I'm from the Bay Area in California and commentators in that corner of the world have called the former Arkansas governor a "godmonger" and other felicitious appelations. Although most reporters portray him as a good guy and a witty straight shooter, some reporters view him as a media-sophisticated version of Pat Robertson or Jerry Falwell.

Here is how Liz Clarke of The Washington Post ended her recent profile of Huckabee:

Years later, after he'd lost the Senate race but become governor of Arkansas, Huckabee would explain in starker terms his motivation for "getting inside the dragon's belly."

"I didn't get into politics because I thought government had a better answer," he told a group of pastors on the eve of the 1998 Southern Baptist Convention. "I got into politics because I knew government didn't have the real answers, that the real answers lie in accepting Jesus Christ into our lives." He concluded that speech with words he says he'd phrase differently today: "I hope we answer the alarm clock and take this nation back for Christ."

Clarke did massive reporting for her profile. She must be the first national reporter to have written that an 18-year-old Huckabee attended and was transformed by his time at Expo ’72, the first worldwide gathering of evangelical youth, who met at the Cotton Bowl in Dallas.

Yet Clarke's suggestion that candidate Huckabee seeks to evangelize the United States is troubling. It reflects the binary mindset in which reporters often think of our two major political parties: Republicans represent the Christian Right, while Democrats represent normal Americans.
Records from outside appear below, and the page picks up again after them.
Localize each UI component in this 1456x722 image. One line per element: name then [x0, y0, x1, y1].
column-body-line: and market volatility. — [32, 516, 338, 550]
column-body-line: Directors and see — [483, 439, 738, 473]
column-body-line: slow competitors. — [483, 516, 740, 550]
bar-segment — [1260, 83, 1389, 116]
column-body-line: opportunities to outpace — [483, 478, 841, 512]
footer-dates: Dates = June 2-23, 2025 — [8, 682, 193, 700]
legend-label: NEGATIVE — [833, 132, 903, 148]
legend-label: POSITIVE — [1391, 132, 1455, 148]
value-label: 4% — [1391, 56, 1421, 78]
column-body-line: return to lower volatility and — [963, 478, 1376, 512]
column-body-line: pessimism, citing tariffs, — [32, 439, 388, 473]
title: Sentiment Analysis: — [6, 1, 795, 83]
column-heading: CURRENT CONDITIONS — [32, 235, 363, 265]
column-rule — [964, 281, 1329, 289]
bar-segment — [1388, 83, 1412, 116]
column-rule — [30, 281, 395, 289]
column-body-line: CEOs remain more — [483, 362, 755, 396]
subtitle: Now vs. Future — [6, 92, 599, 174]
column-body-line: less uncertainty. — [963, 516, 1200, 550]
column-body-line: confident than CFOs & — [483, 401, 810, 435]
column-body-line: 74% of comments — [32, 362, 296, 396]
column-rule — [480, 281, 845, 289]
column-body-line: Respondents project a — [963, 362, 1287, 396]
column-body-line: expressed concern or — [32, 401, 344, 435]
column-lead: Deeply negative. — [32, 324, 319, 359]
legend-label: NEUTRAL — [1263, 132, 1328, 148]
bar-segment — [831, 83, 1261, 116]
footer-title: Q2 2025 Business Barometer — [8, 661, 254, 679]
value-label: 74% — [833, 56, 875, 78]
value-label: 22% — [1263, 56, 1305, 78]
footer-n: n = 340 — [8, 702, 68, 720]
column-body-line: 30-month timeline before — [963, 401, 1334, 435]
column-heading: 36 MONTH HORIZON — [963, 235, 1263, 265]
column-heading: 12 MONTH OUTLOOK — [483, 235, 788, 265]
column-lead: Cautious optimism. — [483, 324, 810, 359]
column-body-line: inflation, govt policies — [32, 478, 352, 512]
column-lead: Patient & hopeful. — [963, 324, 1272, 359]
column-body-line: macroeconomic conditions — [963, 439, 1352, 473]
Huckabee views himself as a Christian first and a Republican second. As he has said, "my faith really defines me" and "I drink a different kind of Jesus juice" from Christian Right leaders. His Christian-first attitude is often portrayed, inaccurately, as quixotic. In fact, Huckabee's politics have a long tradition.

In the interior of the country, some Democrats continue to view and describe themselves as Christians first and foremost. Witness John Arthur Eaves Jr., the Democratic gubernatorial candidate in Mississippi; Sen. Ben Nelson of Nebraska; and Rep. Bart Stupak of Michigan.
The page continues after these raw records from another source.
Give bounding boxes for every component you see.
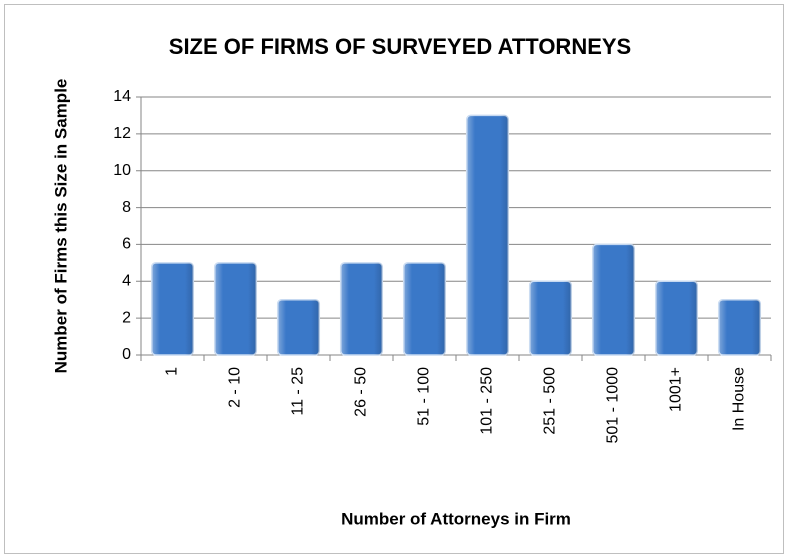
bar — [150, 262, 195, 356]
bar — [465, 114, 510, 356]
x-tick-label: 1001+ — [668, 367, 685, 412]
chart-border — [4, 4, 784, 554]
bar — [528, 280, 573, 356]
bar — [276, 298, 321, 356]
x-tick-label: 2 - 10 — [227, 367, 244, 408]
chart-title: SIZE OF FIRMS OF SURVEYED ATTORNEYS — [169, 34, 631, 59]
x-tick-label: 101 - 250 — [479, 367, 496, 435]
y-tick-label: 2 — [122, 309, 131, 326]
x-tick-label: In House — [731, 367, 748, 431]
bar — [591, 243, 636, 356]
bar — [339, 262, 384, 356]
bar — [213, 262, 258, 356]
x-tick-label: 11 - 25 — [290, 367, 307, 416]
y-axis-label: Number of Firms this Size in Sample — [51, 79, 70, 374]
x-tick-label: 26 - 50 — [353, 367, 370, 417]
bar — [654, 280, 699, 356]
x-tick-label: 1 — [164, 367, 181, 376]
x-tick-label: 251 - 500 — [542, 367, 559, 435]
bar — [402, 262, 447, 356]
bar — [717, 298, 762, 356]
x-tick-label: 501 - 1000 — [605, 367, 622, 444]
y-tick-label: 8 — [122, 199, 131, 216]
y-tick-label: 0 — [122, 346, 131, 363]
y-tick-label: 10 — [113, 162, 131, 179]
y-tick-label: 12 — [113, 125, 131, 142]
x-tick-label: 51 - 100 — [416, 367, 433, 426]
x-axis-label: Number of Attorneys in Firm — [341, 509, 571, 528]
y-tick-label: 6 — [122, 236, 131, 253]
y-tick-label: 14 — [113, 88, 131, 105]
y-tick-label: 4 — [122, 273, 131, 290]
Historically, many Democratic politicians saw themselves as Christians above all. Possibly the most famous example is William Jennings Bryan, the three-time Democratic presidential nominee. Others include the late Gov. Robert Casey of Pennsylvania (check out this tmatt interview with him) and former Boston mayor Ray Flynn (ditto).
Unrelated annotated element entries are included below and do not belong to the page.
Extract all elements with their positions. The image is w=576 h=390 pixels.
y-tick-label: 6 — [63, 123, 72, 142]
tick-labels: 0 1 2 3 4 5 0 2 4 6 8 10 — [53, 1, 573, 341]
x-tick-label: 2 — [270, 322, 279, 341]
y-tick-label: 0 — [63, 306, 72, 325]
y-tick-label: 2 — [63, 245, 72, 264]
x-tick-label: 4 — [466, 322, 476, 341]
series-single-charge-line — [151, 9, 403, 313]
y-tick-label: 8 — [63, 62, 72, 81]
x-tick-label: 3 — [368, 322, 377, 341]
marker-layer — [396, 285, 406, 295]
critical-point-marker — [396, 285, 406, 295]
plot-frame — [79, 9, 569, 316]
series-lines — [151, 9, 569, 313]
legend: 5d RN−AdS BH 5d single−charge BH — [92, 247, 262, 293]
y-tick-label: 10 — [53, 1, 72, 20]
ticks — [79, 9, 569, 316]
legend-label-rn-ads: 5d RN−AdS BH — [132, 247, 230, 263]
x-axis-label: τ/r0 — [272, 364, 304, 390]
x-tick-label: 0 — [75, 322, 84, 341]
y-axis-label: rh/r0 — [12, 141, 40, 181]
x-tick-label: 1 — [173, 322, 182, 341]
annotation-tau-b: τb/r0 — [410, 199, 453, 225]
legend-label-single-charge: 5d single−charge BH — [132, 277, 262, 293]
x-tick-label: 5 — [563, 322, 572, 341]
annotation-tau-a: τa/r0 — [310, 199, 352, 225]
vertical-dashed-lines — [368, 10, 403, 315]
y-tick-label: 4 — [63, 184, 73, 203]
To be sure, reporters are right to question whether Huckabee's policies reflect Christian values. I would like to know how his support for replacing our progressive taxation system with a consumption tax would help the least among us.

But reporters should remember that Huckabee is not a Christian Right candidate. He's just a culturally conservative Christian in the context of the modern Republican Party. In many ways, Huckabee is a pre-Roe Southern Democrat. Think about it.